水の妖精 睡蓮と蓮の世界

2000年の時を経て蘇った大賀ハス

 「大賀ハス」この名前は、ハスに特別な興味がなくとも、名前だけは聞いたことがある、という人が多いのではないだろうか。なにしろ、「2千年の時を経て蘇った古代のハス」である。古代のロマンは人々の心をかきたて、国内のみならず海外にまで報じられて大きな話題となった。

 このハスは千葉県検見川東京大学グランド(現在の東京大学検見川総合運動場)の地下より発見されたものだが、この場所はもともと草炭の採掘場で、ことの発端はここから古代の丸木舟が発見されたことによる(1947年(昭和22年)。

 この発見から本格的な発掘調査がはじまり、1948年から1949年にかけての調査で、この場所は古代の船溜まり跡であると推測された。

 それから2年後の1951年(昭和26年)3月30日、植物学者の大賀一郎博士(1883-1965)は、この遺跡を地元中学校の生徒とともに訪れ、発掘調査を行った。そのときに草炭層の下にある青色粘土層から発見されたのが、3粒のハスの種である。

 発見された時期は戦後の混乱期、そして発見された場所もかなりの深さであり、この発掘作業には相当な苦労があったようだ。発見されたタネは大賀博士によって発芽を試みられたが、そのうちの一粒が見事に発芽した。ハスの種子は非常に頑丈で、通常数十年しか持たないと言われる一般的な水草埋蔵種子より長期間持つのは確かだが、古代遺跡から発見された種子が発芽するというのは文字通り奇跡のような出来ごとである。これほど長期にわたって発芽能力を失わなかったのは、まさに植物の神秘と言うほかあるまい。ちなみに、発芽したタネは発掘作業を行った中学校の女生徒が発見したものと言われている。

 発芽したタネは順調に生長し、やがて分根されて数カ所に分けられたが、そのうちひとつがピンク色の優美な花を咲かせた。花は一重の大輪で、花弁は舟形、花弁の節があまり目立たないのが特徴である。この美しいハスは、大賀博士の名前から「大賀ハス」と命名されることになった。

 ところで、大賀ハスは2千年前のハスと言われ、別名2千年蓮とも呼ばれているが、この2千年というのは正確な年代ではなく、あくまで推測でしかない。というのも、大賀ハスの種子自体は発芽に使ってしまったため、年代測定が行われていないからである。

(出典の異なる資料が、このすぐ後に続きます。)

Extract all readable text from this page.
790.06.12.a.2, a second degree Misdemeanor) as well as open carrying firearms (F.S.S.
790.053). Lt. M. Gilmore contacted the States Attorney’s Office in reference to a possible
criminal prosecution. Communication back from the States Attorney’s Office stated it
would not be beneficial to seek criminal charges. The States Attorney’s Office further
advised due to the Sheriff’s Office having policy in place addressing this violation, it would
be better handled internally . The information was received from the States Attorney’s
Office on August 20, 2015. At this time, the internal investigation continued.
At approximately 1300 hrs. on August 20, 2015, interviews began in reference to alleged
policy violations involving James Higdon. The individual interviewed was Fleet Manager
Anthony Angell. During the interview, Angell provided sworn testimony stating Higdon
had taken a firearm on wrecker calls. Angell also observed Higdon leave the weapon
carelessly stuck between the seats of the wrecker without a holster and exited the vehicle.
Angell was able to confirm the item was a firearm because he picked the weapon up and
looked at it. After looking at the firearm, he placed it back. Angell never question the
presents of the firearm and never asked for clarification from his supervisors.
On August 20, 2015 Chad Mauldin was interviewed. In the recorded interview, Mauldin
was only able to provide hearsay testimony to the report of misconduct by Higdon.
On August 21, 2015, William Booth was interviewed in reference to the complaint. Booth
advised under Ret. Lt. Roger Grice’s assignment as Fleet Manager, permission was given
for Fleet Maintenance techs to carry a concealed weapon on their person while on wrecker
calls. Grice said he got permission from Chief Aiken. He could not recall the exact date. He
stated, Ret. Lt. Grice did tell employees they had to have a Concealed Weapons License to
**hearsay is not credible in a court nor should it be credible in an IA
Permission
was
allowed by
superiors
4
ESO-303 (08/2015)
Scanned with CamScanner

 2千年という数字は発掘現場の丸木船の年代測定から推測したもので、正確な年代は残念ながら判っていない。

 正しい年代はともかくとして、やがて大賀ハスは、分根先のひとつである地元千葉市の弁天池から日本各地に分根され、いまでは公園や植物園で夏の風物詩として人の目を楽しませている。古代のロマンをかき立てる大賀ハスが、多くの人々に親しまれていることは事実であり、あまり細かいことを気にする必要はないだろう。

 

え? 何頁か前に「後の鑑定により、約2000年前の種であることが確認された」とあったよね? でもこちらのより詳細な見開き記事には「大賀ハスの種子自体は発芽に使ってしまったため、年代測定が行われていない」とあるから混乱。そもそも、なぜ船溜まり跡、丸木舟の発掘に植物学者が立ち会ったのだろう?ということからして、自分のなかに不信感が生じてしまう。戦後の混乱期の話であることや、複雑な発見場所であるにもかかわらず発見者は中学生であることなど、いろいろと邪推したくなる要素が次々と…。でも、この作者も「古代のロマンをかき立てる大賀ハスが、多くの人々に親しまれていることは事実であり、あまり細かいことを気にする必要はないだろう」とまとめてるしね!うん、そうだよね!